What are we celebrating?

The so-called Power People or EDSA Revolution marked its 37th year yesterday. The four-day military uprising was headed by then Secretary of National Defense Juan Ponce Enrile and former renegade Colonel Gregorio Honasan, together with most of the latter’s mistahs in Class ‘71 of the Philippine Military Academy and supported by hundreds of thousands of Filipinos who trooped to Camp Crame.

It was at Crame where the rebels holed up and announced their withdrawal of loyalty to the Marcos government, responding to the call of the late very political Jaime Cardinal Sin. They eventually ended the 21-year rule of the late President Ferdinand Marcos, the father of the current President Ferdinand Marcos Jr.

The celebration of the EDSA revolt was being held yearly for more than three decades, except only during the two-year Covid-19 pandemic. The crowd that attended the festivities in the past to mark the occasion waned as the cause for celebrating it appears to have lost its meaning.

The people perceived corruption, military and police abuses, plunder of the nation’s wealth by the heartless oligarch and the politicians under their payroll, the behest loans of the cronies of the late President, and the government’s neglect of the industrial workers’ welfare. The daily street demonstrations led to violent dispersals, angering the people some more and driving many of them to the embrace of the New People’s Army. The slow implementation of land reform also fanned the fires of discontent among the farmers, ditto with the bourgeoning unemployment and the increasing poverty rate.

Meanwhile, the intense anti-government propaganda of the radical left and the insufficient delivery of basic services, and many other peripheral perceived government’s failed responses to their needs — all of these contributed to inflaming the people’s hatred and galvanizing them to unite to overthrow a ruler. Except that the ruler had great visions for his countrymen which prompted him to establish socio-economic programs and infrastructures, thereby laying the foundation that could have built a robust economy.
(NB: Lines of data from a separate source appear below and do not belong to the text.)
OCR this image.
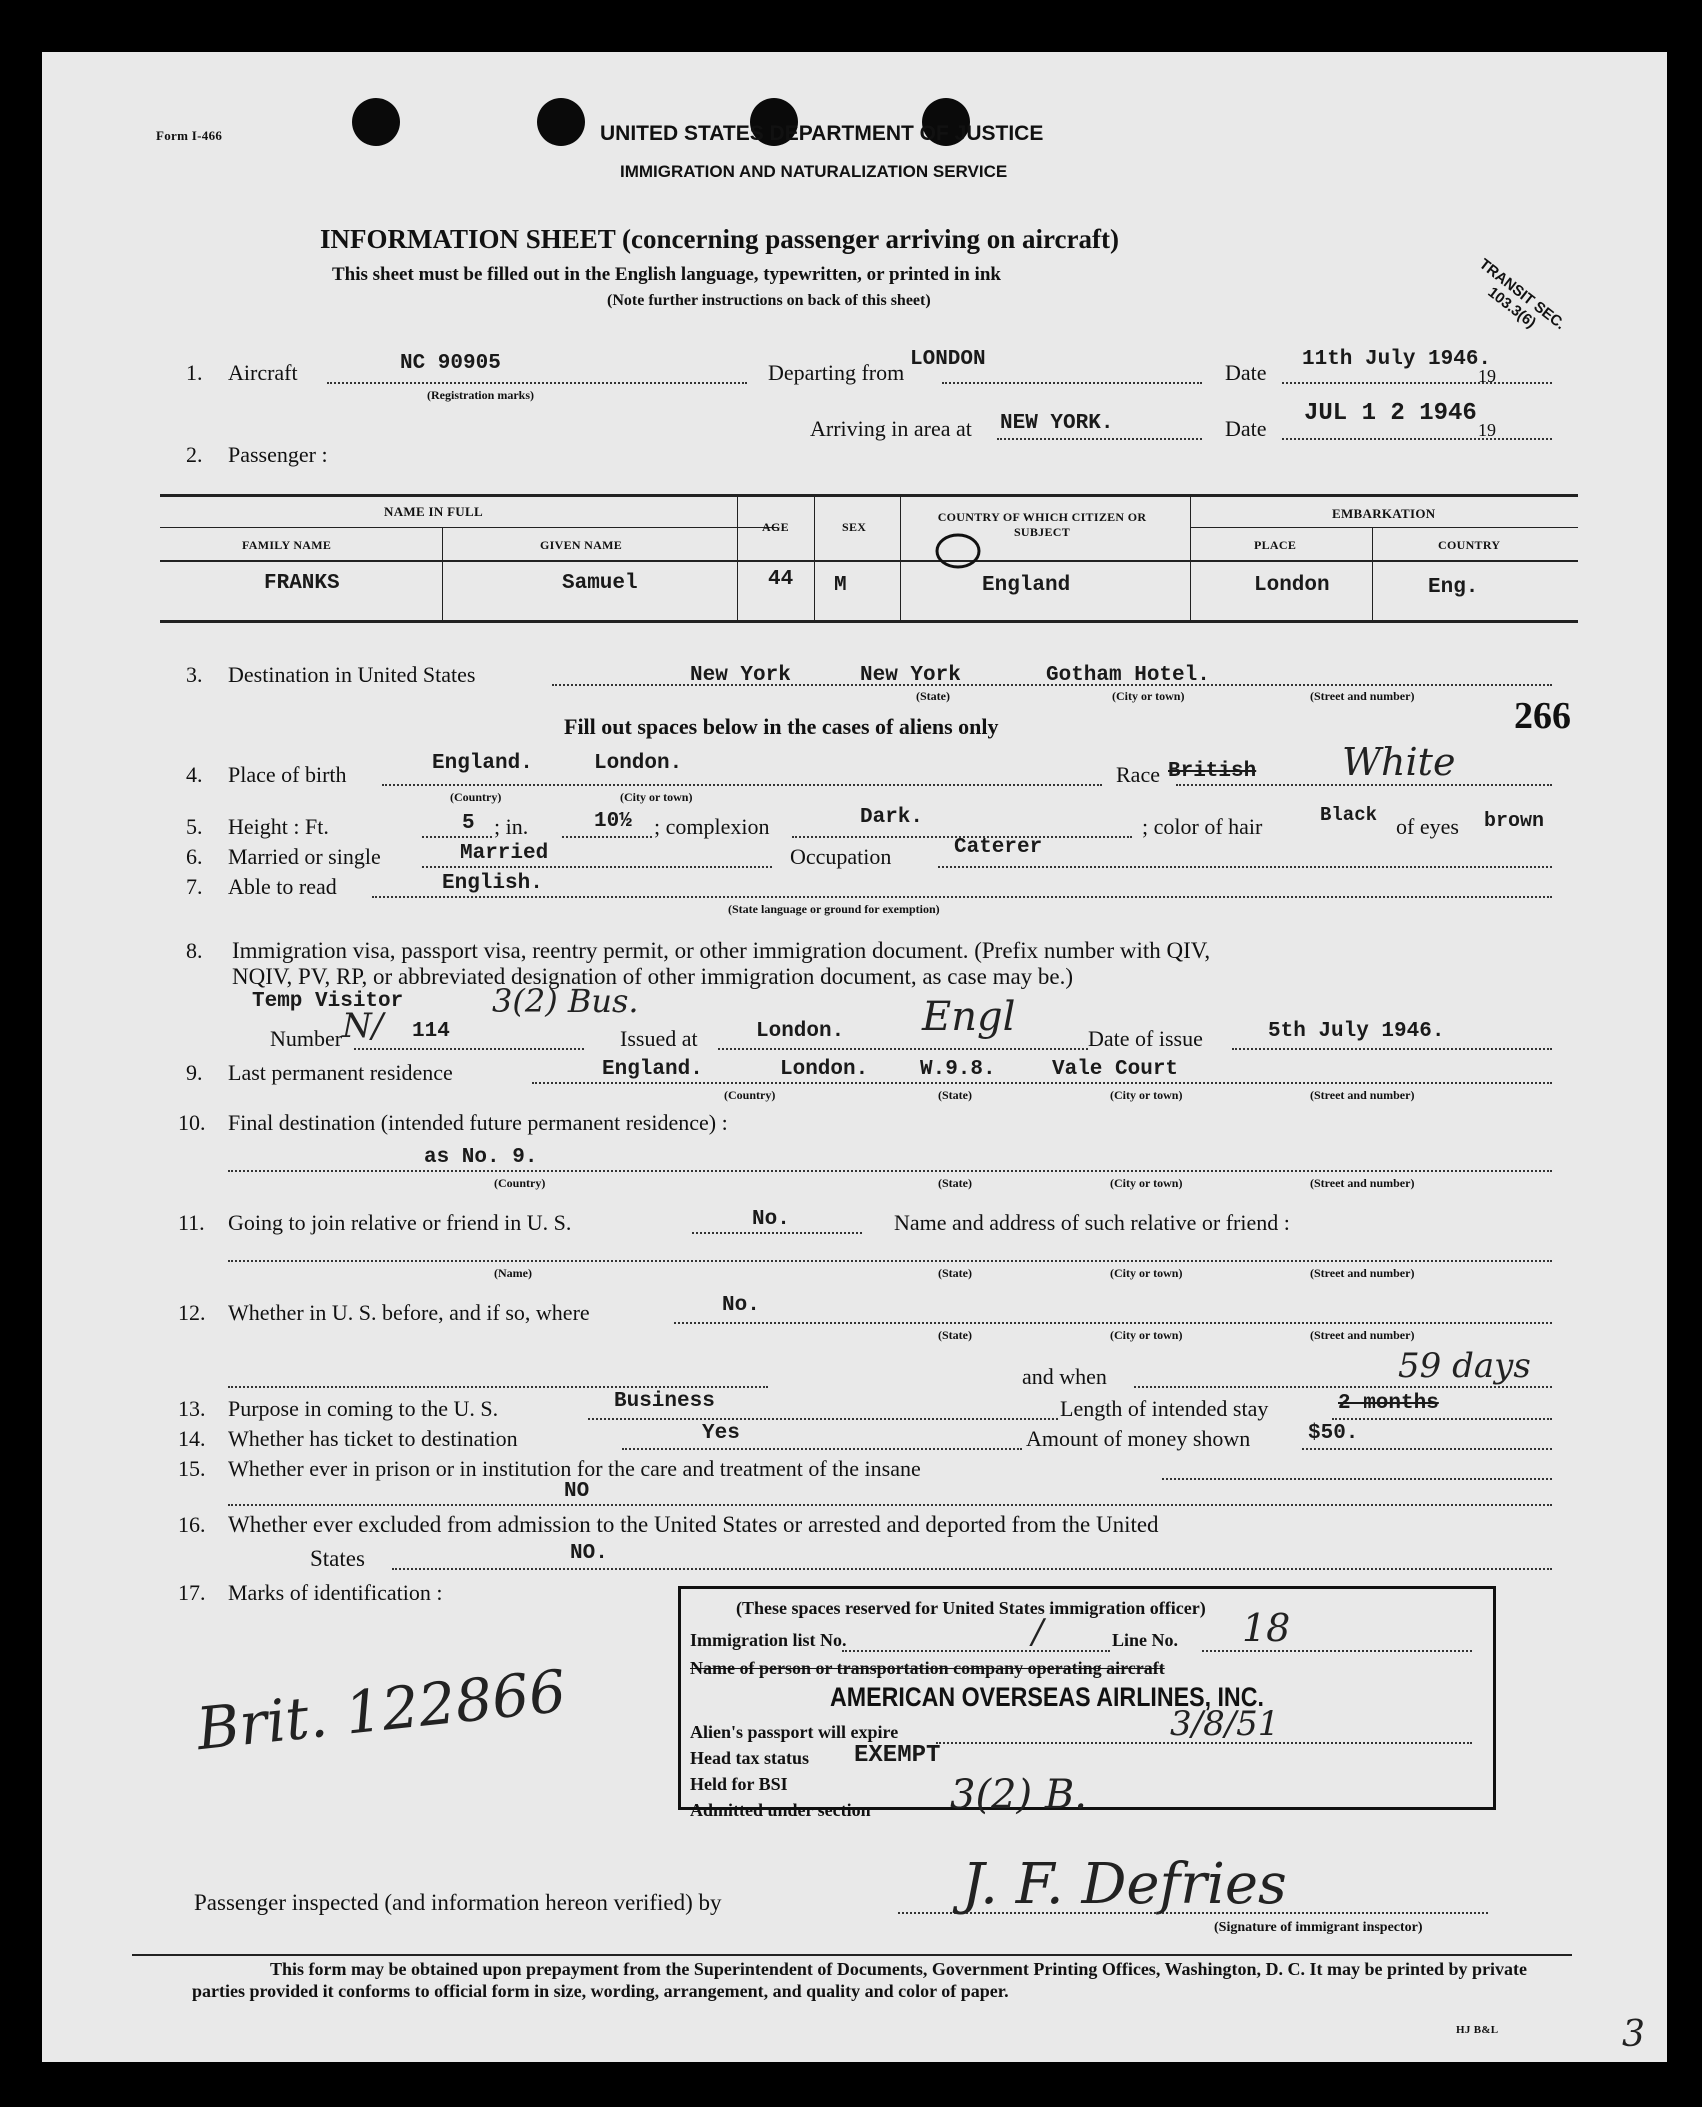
Form I-466	UNITED STATES DEPARTMENT OF JUSTICE
IMMIGRATION AND NATURALIZATION SERVICE
INFORMATION SHEET (concerning passenger arriving on aircraft)
This sheet must be filled out in the English language, typewritten, or printed in ink
(Note further instructions on back of this sheet)	TRANSIT SEC. 103.3(6)
1. Aircraft	NC 90905
(Registration marks)
Departing from
LONDON
Date
11th July 1946.
19
Arriving in area at NEW YORK.	Date
JUL 1 2 1946
19
2. Passenger :
NAME IN FULL
FAMILY NAME	GIVEN NAME
AGE	SEX
COUNTRY OF WHICH CITIZEN OR SUBJECT
EMBARKATION
PLACE	COUNTRY
FRANKS	Samuel	44 M	England	London	Eng.
3. Destination in United States	New York	New York	Gotham Hotel.
(State)	(City or town)	(Street and number)	266
Fill out spaces below in the cases of aliens only
4. Place of birth	England.	London.
(Country)	(City or town)
Race British White
5. Height : Ft.	5 ; in.	10½ ; complexion	Dark.	; color of hair	Black of eyes brown
6. Married or single	Married	Occupation	Caterer
7. Able to read	English.
(State language or ground for exemption)
8. Immigration visa, passport visa, reentry permit, or other immigration document. (Prefix number with QIV,
NQIV, PV, RP, or abbreviated designation of other immigration document, as case may be.)
Temp Visitor	3(2) Bus.
Number N/ 114	Issued at	London. Engl	Date of issue	5th July 1946.
9. Last permanent residence	England.	London. W.9.8.	Vale Court
(Country)	(State)	(City or town)	(Street and number)
10. Final destination (intended future permanent residence) :
as No. 9.
(Country)	(State)	(City or town)	(Street and number)
11. Going to join relative or friend in U. S.	No.	Name and address of such relative or friend :
(Name)	(State)	(City or town)	(Street and number)
12. Whether in U. S. before, and if so, where	No.
(State)	(City or town)	(Street and number)
and when	59 days
13. Purpose in coming to the U. S.	Business	Length of intended stay	2 months
14. Whether has ticket to destination	Yes	Amount of money shown	$50.
15. Whether ever in prison or in institution for the care and treatment of the insane
NO
16. Whether ever excluded from admission to the United States or arrested and deported from the United
States	NO.
17. Marks of identification :
Brit. 122866
(These spaces reserved for United States immigration officer)
Immigration list No.	/	Line No. 18
Name of person or transportation company operating aircraft
AMERICAN OVERSEAS AIRLINES, INC.
Alien's passport will expire	3/8/51
Head tax status EXEMPT
Held for BSI
Admitted under section 3(2) B.
Passenger inspected (and information hereon verified) by	J. F. Defries
(Signature of immigrant inspector)
This form may be obtained upon prepayment from the Superintendent of Documents, Government Printing Offices, Washington, D. C. It may be printed by private parties provided it conforms to official form in size, wording, arrangement, and quality and color of paper.
HJ B&L	3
The reforms, it must be said, could have helped the nation rise up from its third-class country category, except that the circumstances aforementioned conspired to frustrate bringing to fruition his magnificent dream for his country. His beloved son and namesake could always continue what his father had started.

The victors and those who shared their political aspirations were convinced that the political upheaval in February 1986 would bring about a change in the political and social landscape. So the great masses of our people were misled into believing the beautiful rhetorics dished out by the new powers that be. Quite the contrary, the aftermath of the change of political power saw the unprecedented pillage of the country’s wealth by the cronies of the new governors and corrupt officials who were appointed to sequester the alleged ill-gotten wealth of the Marcoses.

Until now, the Presidential Commission on Good Government and its officials have not accounted for the billions they have confiscated. The Supreme Court has been dismissing graft cases filed by the PCGG against the late strongman and his family. There emerged a new power elite that continued the same pattern of corrupt and incompetent governance that left our economy in shambles, making the poor either poorer or in an unaltered state of poverty contributing to the rise in criminality. Corruption in the bureaucracy became endemic. The communist rebels found new strength and expanded their forces. The terrorists brought despicable terror and fear to the people. The Muslim separatists launched violent attacks against the armed forces.

The vehicle for change that was the EDSA revolution became a useless, unproductive, and destructive mode for change. No change came about. If there was, it was from bad to worse. Thankfully, the Duterte presidency came in the nick of time to arrest further deterioration and aggravation of the social and political ills. But while Duterte’s achievements surpassed the record of his predecessors, he could only do so much, owing to constitutional restrictions as well as his own aberration to be perceived as desirous of staying in power beyond his term.

So this writer asks: What exactly are we celebrating every 25th of February?